"What's the name of the chief minister of Andhra Pradesh?" asks Sinthal Ramiah, 65, who has just realized his lifelong dream of visiting India, his 'beloved country.'
When informed, he says he would like to solicit Chandrababu Naidu's help in tracing his ancestral roots in Andhra Pradesh.
He was born in South Africa and somehow could never visit India, his motherland. But all that was to change on January 3, when landed in Mumbai.
The city and its people have mesmerized him and he is overjoyed to breathe the Indian air. "I just can't get over the fact that women in India are walking alone on the streets at 11 in the night. Look around. No one is sulking here. Everybody is smiling, even the poor." He is impressed with the safety the average Indian enjoys.
Before going to Renugatta, his native place in Andhra Pradesh, he visited the three-day Pravasi Bharatiya Divas celebrations in New Delhi.
Speaking to rediff.com in his heavy British accent, he said: "I am visiting India to find my roots. The organisers of this event said that the chief minister of Andhra Pradesh will help me in my quest."
Sinthal Ramiah's family moved from India a century ago. His grandfather Venkat Ramiah migrated to South Africa in 1900 from the Renugatta village near the Tirupati temple in Andhra Pradesh.
The British took him there, along with some 2,000 other indentured labourers, to work in the sugarcane fields near Durban.
Ramiah said: "My grandfather was actually a slave. The conditions under which he served were ghastly. Yet, even a century ago, the Indian community in Durban had two unwritten laws: to keep Indian traditions alive, and to educate their children. Needless to say, that foresight of our forefathers benefited us tremendously."

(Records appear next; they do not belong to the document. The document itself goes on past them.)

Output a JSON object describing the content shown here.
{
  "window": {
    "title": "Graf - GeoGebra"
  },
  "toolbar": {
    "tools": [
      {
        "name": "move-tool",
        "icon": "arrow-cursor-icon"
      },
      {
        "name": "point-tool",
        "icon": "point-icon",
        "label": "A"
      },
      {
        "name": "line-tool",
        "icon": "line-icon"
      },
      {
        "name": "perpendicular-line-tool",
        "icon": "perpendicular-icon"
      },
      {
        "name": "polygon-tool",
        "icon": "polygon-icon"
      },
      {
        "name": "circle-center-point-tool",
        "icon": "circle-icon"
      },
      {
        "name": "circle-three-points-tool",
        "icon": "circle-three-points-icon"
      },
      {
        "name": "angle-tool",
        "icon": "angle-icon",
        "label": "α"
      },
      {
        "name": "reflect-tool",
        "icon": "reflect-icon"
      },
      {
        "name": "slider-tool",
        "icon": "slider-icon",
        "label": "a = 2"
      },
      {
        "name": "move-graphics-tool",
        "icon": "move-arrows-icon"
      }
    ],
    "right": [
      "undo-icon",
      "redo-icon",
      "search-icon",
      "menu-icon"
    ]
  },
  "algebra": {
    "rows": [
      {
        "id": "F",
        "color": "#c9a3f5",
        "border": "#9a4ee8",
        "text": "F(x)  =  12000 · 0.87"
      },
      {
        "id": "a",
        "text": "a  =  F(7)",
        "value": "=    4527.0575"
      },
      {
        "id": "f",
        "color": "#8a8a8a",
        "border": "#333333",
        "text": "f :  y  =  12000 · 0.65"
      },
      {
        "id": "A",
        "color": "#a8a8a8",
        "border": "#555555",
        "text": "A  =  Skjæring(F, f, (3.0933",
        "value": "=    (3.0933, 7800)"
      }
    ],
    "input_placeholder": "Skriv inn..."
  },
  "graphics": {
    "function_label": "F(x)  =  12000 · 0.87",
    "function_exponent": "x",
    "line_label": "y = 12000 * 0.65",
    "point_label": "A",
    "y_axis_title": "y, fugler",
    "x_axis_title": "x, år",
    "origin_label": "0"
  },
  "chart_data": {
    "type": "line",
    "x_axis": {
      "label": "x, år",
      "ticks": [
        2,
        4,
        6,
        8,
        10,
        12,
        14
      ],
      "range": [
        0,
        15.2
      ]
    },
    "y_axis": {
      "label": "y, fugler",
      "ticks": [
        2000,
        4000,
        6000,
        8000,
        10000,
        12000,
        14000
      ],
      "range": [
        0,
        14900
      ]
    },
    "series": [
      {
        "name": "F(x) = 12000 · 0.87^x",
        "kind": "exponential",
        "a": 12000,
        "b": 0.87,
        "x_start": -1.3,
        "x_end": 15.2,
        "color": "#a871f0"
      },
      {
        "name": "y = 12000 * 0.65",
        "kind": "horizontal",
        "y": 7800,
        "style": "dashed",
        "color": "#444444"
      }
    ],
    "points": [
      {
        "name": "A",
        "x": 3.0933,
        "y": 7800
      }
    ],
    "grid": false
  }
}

"My father had a retail shop in the town of Estcourt, where the population of Indian is about 10,000. Second-generation Indians in South Africa did not have much money. My father had a meager income, and thus even though he loved India, he could visit it only once."
Yet, the family has always carried India in its heart. Ramiah has preserved 100-year-old items which his grandfather had brought from his native village in Andhra Pradesh.
"I have few lovely brass items. I still have an old grinding stone which was brought to grind fresh garlic and chillies. And I have kept a table from India which is in an excellent condition."
He plans to take a few things from his native village in Andhra Pradesh back to South Africa. "That is, if I am able to locate my village and my ancestral home," he sighs.
Ramiah says his father had a very tough time in the South Africa of yore. He had to face apartheid and could trade only in areas demarcated for Indians.
"Indians were only allowed to become a lawyer, doctor or teacher. All other professions were closed for the Indians," says Ramiah.
"My grand father died a poor man. My father came up the hard way." Ramiah himself is a businessman.
So why did he not come to India earlier?
"People who educate their children well, do not have the luxury of saving too much money, or at least enough to travel across continents. I didn't have the money to come to my beloved India. India is an expensive country to travel in: hotels are very pricey, too."
"Every Indian in South Africa wants to visit India as many times he can afford. In fact, I was lucky to get a flight. During the winter flights are heavily booked between India and South Africa," he says.
Ramiah is obsessed with India. He has formed a beautiful image of the country in his mind, his heart. He reads a lot about India. "I think India is the spiritual fountain of the world."
When probed further, a besotted Ramiah says: "You go to any temple of India, look around, and see the people there. They are caring and smiling. People look so happy here. In our country (South Africa), a lady cannot walk around like this. Here people don't lock their cars from inside while driving. That doesn't happen in South Africa. Once the sun sets, hijackers and criminals emerge. . ."
"I want to experience the heart of India. When I traveled from Mumbai to Delhi I met so many good people. They were so affable. I have yet to meet a person in India I didn't like," he says, his eyes twinkling with joy and a child-like curiosity.
On his travel agenda are Tirupati, Haridwar and Kanyakumari. "I believe deeply in Swami Vivekananda's teachings."
"Child abuse and molestation of women are a very serious problem. There's a lot of that in South Africa. Mumbai is unbelievable. Women are safe here," says Ramiah, who speaks only English and a minimal smattering of Hindi and Telugu.
"I was told that there are a lot of beggars in India. I don't see all that many. I thought Indian roads are full of bullock-carts, but that too isn't entirely true," he says.
"Since I was a child, I have asked myself where would I like to live after retirement. I am a third generation Indian in South Africa, but given an opportunity I would love to retire in India."
You try to bring him back to reality, and ask him: "Don't you think people are greedy or materialistic here too?"
"Such people are all over the world. Who is not greedy? Indians have a charm and love in their life. Indian metros are having good roads and so many bridges," he says, his eyes misting over.
But where is the beauty in India's metropolises, you ask him.
"Why, in the people! Beauty lies in talking to you," he says simply.